Editor’s note: This post first ran on September 4, 2012. Recent discussions merit a re-post.
There is a great deal of talk concerning the upcoming price increases and their effects on the market. I have received e-mails from several of you regarding this round of increases as Nielsen All Channel scans show volumes are flat, but pricing is up 2.7%. In fact, volumes have dropped from +1.2% to flat over the last year. Note too, that the amount of beer sold on promotion is down. A prelude to the upcoming price increases?
In the mid 70’s, Coors Brewing Company was reprimanded and placed under a two-year moratorium regarding price discussions when a conversation between the brewery and a wholesaler was recorded by the later. From that point forward, the talks on pricing between wholesalers and vendors always included the words “recommended” or “suggested” in the discussions, and all price letters to wholesalers had the language “we recognize your right as an independent wholesaler” and “businesses to set your prices accordingly.”
Leegin Creative Leather Products, Inc. v. PSKS, Inc. 551 U.S. 877 (2007), is a US antitrust case in which the United States Supreme Court reversed the 96-year-old doctrine that vertical price restraints were illegal per se under Section 1 of the Sherman Act. The aforementioned case replaced the older doctrine with the rule of reason. Resale price maintenance (RPM) is the practice whereby a manufacturer and its distributors agree that the distributors will sell the manufacturer’s product at certain prices: at or above a price floor, or, at or below a price ceiling. If a reseller (distributor) refuses to maintain prices, either openly or covertly, the manufacturer may stop doing business with the said wholesaler. This marked a dramatic shift in how attorneys and enforcement agencies addressed the legality of contractual minimum pricing and essentially allowed the reestablishment of resale price maintenance in the U.S. in most commercial situations.
It is safe to say that the courts will weigh in on this topic in the future. Actually, it is somewhat surprising that this has not been a topic of discussion between all parties given the aggressive pricing in recent years. Perhaps the recession put this on the back burner. Wholesalers, in almost every situation, made sure they communicated their “minimum” GP. From the vendor’s perspective, pricing models today are usually worked backward by working off the markets’ chain leader(s) and their pricing, adding in the wholesalers GP, and then, if there is a profit, that, too, is included. All taxes, freight, etc. are included. At Warsteiner, we analyzed each wholesaler’s contribution to our overall financial success. If the PTR was non-competitive then our numbers were negative. In all cases, profitability was volume driven. So is it better to sell 10 cases at 30% or 1,000 cases at 24%? This brings me back to our case.

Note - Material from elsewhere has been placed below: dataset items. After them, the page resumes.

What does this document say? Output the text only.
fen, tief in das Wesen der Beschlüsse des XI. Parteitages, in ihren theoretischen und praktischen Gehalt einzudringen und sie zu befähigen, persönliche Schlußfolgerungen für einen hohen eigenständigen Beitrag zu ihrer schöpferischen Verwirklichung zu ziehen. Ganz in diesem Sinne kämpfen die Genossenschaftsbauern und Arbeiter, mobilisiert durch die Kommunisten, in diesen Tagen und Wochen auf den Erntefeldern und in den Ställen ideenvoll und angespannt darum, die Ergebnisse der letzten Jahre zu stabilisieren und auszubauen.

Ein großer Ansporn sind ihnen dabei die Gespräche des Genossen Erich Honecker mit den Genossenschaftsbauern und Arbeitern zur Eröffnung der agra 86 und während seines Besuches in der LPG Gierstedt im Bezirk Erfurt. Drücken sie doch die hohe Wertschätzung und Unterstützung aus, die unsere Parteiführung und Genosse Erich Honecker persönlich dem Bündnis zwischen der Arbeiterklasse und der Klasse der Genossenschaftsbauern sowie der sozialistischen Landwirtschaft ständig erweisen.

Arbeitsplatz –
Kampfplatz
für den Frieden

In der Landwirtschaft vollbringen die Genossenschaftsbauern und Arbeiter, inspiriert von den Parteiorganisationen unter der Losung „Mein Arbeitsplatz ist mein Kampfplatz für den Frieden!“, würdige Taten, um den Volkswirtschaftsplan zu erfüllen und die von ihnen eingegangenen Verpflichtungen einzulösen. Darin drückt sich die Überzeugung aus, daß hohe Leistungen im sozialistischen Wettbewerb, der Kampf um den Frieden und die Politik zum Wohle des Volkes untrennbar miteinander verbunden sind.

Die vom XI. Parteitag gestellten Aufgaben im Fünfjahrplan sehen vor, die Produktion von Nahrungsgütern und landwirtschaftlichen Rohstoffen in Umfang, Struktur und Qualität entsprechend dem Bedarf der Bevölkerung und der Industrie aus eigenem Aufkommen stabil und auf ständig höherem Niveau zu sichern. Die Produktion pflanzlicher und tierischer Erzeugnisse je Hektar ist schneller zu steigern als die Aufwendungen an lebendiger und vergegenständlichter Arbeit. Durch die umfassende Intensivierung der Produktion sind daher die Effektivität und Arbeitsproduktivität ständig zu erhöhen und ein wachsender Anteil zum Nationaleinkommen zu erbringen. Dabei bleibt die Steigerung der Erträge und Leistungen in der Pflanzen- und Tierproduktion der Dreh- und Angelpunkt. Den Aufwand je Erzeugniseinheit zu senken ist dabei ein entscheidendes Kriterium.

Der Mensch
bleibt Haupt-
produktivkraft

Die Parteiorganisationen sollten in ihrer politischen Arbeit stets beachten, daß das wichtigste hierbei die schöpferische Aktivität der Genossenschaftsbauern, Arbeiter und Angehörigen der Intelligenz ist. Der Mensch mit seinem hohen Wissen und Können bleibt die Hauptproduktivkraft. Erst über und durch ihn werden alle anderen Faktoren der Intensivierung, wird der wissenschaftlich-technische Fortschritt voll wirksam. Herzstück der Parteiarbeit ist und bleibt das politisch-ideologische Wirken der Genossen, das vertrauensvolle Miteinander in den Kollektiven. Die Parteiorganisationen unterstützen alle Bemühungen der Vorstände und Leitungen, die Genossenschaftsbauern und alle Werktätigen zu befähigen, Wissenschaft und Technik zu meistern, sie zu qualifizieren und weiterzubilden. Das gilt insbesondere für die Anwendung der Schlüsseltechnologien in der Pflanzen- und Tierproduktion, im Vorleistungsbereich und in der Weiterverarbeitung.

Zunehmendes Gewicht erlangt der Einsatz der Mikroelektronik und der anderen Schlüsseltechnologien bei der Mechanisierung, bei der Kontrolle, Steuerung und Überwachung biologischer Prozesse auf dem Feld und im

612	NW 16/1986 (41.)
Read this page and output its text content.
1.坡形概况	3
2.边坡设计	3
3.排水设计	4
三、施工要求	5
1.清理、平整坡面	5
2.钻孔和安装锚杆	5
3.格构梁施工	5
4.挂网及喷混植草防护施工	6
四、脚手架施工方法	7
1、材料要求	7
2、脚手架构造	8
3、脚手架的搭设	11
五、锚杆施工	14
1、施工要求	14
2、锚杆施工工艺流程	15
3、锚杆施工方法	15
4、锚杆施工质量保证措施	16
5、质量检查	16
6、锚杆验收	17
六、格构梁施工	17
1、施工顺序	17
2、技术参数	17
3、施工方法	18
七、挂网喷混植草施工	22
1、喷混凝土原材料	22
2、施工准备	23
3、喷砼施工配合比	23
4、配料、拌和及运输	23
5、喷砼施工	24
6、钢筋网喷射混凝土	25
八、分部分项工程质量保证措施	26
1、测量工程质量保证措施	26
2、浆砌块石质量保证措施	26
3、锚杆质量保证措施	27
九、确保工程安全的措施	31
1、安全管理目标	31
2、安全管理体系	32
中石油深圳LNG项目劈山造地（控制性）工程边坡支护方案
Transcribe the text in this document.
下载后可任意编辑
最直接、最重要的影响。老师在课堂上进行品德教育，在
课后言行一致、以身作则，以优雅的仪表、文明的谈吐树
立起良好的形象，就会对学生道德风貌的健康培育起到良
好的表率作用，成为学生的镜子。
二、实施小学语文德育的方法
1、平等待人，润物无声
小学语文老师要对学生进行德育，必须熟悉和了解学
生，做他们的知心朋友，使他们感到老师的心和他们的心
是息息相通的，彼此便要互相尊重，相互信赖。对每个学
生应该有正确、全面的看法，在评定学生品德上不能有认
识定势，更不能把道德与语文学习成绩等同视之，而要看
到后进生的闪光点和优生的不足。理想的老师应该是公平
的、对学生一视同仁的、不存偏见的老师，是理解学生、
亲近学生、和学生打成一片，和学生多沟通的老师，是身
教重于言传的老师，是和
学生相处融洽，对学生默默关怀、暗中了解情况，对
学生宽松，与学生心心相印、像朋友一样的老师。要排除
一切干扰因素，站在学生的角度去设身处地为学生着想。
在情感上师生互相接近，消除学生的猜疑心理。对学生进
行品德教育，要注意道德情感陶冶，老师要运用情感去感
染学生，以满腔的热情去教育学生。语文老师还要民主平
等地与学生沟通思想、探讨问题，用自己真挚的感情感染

How the major breweries approach pricing will probably be still considered antitrust, which would still be illegal. With the smaller breweries, however, such discussion could be considered anticompetitive. This changes the dynamics of the discussion. Either way, Leegin Creative Leather Products, Inc. v. PSKS, Inc. has changed the pricing paradigm. Get ready. Remember though, if your price point for beer is so high no one will purchase your product. So what good does it do you?
Alliances and partnerships produce stability when they reflect realities and interests.